Setelah semuanya siap, Andrian, Alven, Radit tinggal menjemput Mila, Ririn dan Vira dirumah Mila. Mereka sepakat menggunakan mobil Alven yang kebetulan nganggur dan jarang dipakai.

“Yan, lo beneran suka ama Mila?” Tanya Radit. Radit belum puas atas jawaban Andrian tempo hari yang hanya dibalas anggukan dan senyuman. Senyum penuh arti tersebut membuat Radit menggidik.

“Apaan sih lo kepo amat kek Dora.” Jawab Andrian sambil menyetir.

“Gue nanya bener-bener.” Radit memutar bola matanya, jengkel.

“Iya, gue suka, tapi lo diem-diem aja. Biarin dulu Mila belajar baek-baek. Ntar kalo gue nyatain duluan, terus dia kepikiran eh terus nilainya jeblok gimana? Tar gue yang disalahin.” Jelasnya.

“Nah akhirnya ngaku juga!” Alven menepuk pundak Andrian. “Lo juga ga usah khawatir sih, kan Mila susah banget tuh ngerespon cowok. Baru elu yang direspon baek2 ama dia.”

Terlalu asyik ngobrol, mereka telah sampai dirumah Mila, pagarnya terbuka, lantas Andrian memasukkan mobilnya.

Mila yang duduk di samping Andrian, lantas Radit pindah ke kursi paling belakang bersama Alven, sementara Vira dan Ririn di kursi tengah.

Setelah berpamitan kepada orang tua Mila dan juga Miko, mereka berangkat.

“Lo cantik banget sih Mil.” Celetuk Andrian tiba-tiba membuat Mila melotot.

“Apaan sih lo dangdut banget.” Mila mengibaskan tangannya.

Andrian terkekeh sementara keempat temannya yang berada di belakang hanya bisa mendengarkan sambil menahan tawa.

30 menit di perjalanan, mereka tengah mengobrol asyik, mulai dari yang penting sampai yang tidak penting.

“Lo tau gak kalo tas gue dikasih kecoa sama Gibran! Sinting kali tu anak kurang kerjaan banget idupnya!” Vira bercerita bahwa ia sangat sering di jadikan bahan pelampiasan kejahilannya Gibran dikelas.

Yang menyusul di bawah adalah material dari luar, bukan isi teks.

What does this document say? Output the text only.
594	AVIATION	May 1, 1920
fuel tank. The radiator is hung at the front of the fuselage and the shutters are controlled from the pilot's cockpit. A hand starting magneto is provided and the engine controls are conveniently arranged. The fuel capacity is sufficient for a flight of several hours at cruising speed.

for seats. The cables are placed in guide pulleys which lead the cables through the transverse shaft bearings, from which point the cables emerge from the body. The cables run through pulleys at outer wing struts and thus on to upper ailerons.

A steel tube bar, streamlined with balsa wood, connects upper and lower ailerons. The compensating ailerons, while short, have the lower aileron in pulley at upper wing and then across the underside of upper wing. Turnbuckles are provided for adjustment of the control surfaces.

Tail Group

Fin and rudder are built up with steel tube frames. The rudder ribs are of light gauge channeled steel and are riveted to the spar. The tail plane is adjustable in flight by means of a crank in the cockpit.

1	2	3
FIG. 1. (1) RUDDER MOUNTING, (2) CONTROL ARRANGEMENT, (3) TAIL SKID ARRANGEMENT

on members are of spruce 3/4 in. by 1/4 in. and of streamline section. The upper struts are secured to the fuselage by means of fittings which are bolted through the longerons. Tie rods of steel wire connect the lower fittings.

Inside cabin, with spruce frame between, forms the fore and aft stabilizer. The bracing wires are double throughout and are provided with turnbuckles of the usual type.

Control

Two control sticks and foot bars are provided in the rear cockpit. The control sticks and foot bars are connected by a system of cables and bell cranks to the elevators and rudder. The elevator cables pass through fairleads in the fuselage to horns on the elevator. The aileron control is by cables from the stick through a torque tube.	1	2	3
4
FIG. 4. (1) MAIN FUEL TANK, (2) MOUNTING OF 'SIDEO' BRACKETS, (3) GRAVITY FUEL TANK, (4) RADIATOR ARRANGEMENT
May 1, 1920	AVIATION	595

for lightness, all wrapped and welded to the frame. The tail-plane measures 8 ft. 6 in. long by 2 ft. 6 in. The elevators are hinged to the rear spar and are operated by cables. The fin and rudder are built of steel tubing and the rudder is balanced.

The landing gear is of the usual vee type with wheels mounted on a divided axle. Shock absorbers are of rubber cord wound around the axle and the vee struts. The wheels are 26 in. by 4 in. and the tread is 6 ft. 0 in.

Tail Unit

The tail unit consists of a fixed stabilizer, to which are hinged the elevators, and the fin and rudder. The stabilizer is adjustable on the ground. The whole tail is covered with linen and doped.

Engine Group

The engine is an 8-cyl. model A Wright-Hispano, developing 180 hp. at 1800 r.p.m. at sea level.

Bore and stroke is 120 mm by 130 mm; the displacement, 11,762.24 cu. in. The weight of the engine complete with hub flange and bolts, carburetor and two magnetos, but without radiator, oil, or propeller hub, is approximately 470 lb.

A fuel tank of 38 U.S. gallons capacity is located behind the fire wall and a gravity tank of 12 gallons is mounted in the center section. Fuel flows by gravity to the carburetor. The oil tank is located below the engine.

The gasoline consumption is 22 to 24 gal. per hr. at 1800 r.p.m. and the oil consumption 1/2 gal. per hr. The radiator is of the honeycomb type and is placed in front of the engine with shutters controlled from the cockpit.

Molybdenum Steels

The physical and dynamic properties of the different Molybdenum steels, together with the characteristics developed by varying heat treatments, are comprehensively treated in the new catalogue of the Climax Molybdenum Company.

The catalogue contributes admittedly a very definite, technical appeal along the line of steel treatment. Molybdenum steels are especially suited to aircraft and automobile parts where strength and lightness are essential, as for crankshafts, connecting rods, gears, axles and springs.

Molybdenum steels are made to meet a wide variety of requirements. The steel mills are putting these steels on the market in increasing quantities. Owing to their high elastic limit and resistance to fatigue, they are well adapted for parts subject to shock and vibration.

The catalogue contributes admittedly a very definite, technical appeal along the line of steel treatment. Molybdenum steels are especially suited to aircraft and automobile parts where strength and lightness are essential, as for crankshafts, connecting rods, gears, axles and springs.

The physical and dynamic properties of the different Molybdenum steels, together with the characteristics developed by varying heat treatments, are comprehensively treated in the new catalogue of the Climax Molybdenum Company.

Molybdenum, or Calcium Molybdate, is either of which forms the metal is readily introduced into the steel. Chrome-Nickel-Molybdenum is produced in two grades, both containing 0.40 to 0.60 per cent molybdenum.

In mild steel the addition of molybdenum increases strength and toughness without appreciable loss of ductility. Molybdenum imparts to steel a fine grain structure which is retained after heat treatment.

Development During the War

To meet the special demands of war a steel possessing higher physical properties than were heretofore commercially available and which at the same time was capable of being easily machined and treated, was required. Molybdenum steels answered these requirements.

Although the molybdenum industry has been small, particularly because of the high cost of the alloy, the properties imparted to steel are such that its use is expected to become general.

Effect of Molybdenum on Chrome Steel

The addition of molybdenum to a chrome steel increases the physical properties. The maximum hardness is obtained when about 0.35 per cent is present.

“Naksir Vir dia ama lo, tapi gengsi mau ngungkapin, makanya dia caper mulu.” Kata Ririn sambil tertawa terbahak-bahak

“Anjir! Asal jeplak aja lu ngomong!” Vira tak kalah heboh.

“Awas benci ntar jadi cinta!” Radit di belakang tak mau kalah untuk menggoda Vira.

“Eiya btw ntar kita kemana dulu?” Tanya Mila saat teringat mereka akan beristirahat dimana setelah sampai.

“Astara aja gimana? Gue pengen renang!” celetuk Alven. Untung saja mereka dari kalangan menengah keatas jadi tidak terlalu pusing memilih hotel atau tempat penginapan.

Beberapa menit berlalu, Andrian mulai mengantuk lalu meminta Alven yang ambil alih kemudi. Mila yang tertidur pulas tidak menyadari bila mobil tengah berhenti sebentar.

Andrian pindah ke kursi paling belakang bersama Radit. Lalu tertidur.
.
.
“Woy, bangun napa elah kebo amat kalean!” Alven mengguncang-guncangkan bahu Mila. Sedangkan Vira membangunkan Radit dan Andrian yang tengah tertidur pulas sambil berpelukan.

Mila membuka matanya lalu keluar dari mobil. Mila merenggangkan ototnya yang terasa tegang.

“Ven, air lo masih ada gak?” Tanya Vira pada Alven.

“Pake ini aja!” Ririn memberikan jeruk nipis yang tinggal setengah. Entah mengapa di saat seperti ini Ririn sempat-sempatnya membawa jeruk nipis dan pisau lipat. Alven tersenyum lebar dan menerima jeruk nipis tersebut, lalu melipat kursi tengah agar bisa menjangkau mereka.